Several law firms with offices in Hong Kong have risked incurring the wrath of Chinese authorities because their websites imply that Hong Kong is an independent territory.
On its directory of office locations, US firm Skadden states that its Beijing and Shanghai offices reside in China, but not Hong Kong.
Norton Ruse Fulbright lists its offices by country, but presents Hong Kong as a nation in its own right.
Similarly, Eversheds Sutherland places its Beijing and Shanghai offices in China, but appears to present Hong Kong as a separate country.
Most firms with offices in Hong Kong take a more cautious approach and make it very clear that Hong Kong is in China.
Which isn't surprising. This week Versace issued a grovelling apology after one of its t-shirts implied that Hong Kong was a country.
BAN THIS FILTH
Fearful of losing access to the lucrative Asian luxury goods market, Versace announced that it was recalling the offending garment. In a statement it proclaimed, "We love China and respect the sovereignty of China's territorial state".
RollOnFriday asked firms if they were going to amend their sites and say sorry to China.
A spokeswoman for Eversheds Sutherland pointed to a second menu of office locations on its website which referred to 'Hong Kong SAR'.
“We follow international diplomatic norms and refer to Hong Kong by reference to its status as 'The Hong Kong SAR' i.e. a Special Administrative Region of the PRC", she said. "This title reflects the fact that Hong Kong operates under a different legal framework to Mainland China”.

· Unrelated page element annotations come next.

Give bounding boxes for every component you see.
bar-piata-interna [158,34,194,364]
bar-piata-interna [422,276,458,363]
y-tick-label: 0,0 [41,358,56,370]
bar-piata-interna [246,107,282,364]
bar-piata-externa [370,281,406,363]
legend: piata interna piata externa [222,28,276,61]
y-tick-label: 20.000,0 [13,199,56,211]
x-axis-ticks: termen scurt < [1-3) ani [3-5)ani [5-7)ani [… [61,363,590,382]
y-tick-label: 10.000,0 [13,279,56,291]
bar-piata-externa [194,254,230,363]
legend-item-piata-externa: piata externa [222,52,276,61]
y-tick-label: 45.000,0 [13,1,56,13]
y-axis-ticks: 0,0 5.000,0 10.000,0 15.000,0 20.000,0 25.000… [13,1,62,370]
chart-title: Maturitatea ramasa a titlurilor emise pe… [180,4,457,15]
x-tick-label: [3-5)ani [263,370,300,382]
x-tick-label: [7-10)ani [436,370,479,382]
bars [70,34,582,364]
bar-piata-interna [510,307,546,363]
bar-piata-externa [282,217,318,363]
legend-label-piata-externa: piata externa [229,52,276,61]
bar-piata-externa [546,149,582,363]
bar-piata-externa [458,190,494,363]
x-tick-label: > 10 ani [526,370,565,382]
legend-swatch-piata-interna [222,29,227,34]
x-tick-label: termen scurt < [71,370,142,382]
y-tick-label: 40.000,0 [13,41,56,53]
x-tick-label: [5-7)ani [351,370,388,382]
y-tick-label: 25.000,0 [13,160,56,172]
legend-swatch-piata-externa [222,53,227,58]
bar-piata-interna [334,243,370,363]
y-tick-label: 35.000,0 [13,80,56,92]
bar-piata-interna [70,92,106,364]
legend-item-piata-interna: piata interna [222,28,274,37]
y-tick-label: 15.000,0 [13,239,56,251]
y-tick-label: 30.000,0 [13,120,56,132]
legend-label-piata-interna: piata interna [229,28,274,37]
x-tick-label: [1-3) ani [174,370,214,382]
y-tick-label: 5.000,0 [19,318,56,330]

Norton Rose Fulbright took direct action. Overnight, it amended its website to state that Hong Kong was in fact "Hong Kong SAR", residing in "Hong Kong SAR".
A spokeswoman for Norton Rose Fulbright said the listing of its Hong Kong office "is based on the fact that under the one country two systems policy, Hong Kong, while part of China, has a separate legal system".
Foolhardy Skadden did not respond to RollOnFriday, apologise to China or amend its website.
A firm kowtowing to China (not Skadden, though).
China is extremely sensitive around the status of Hong Kong, and has spent the last few weeks enthusiastically beating its inhabitants for protesting an extradition bill which would allow detainees to be taken to China, where the Communist party controls the courts. As such, Honkers management should probably be slightly concerned that no-one saw fit to tell them about their antagonistic categorisation of the territory, given it could soon get them bundled into a car and whisked to the mainland.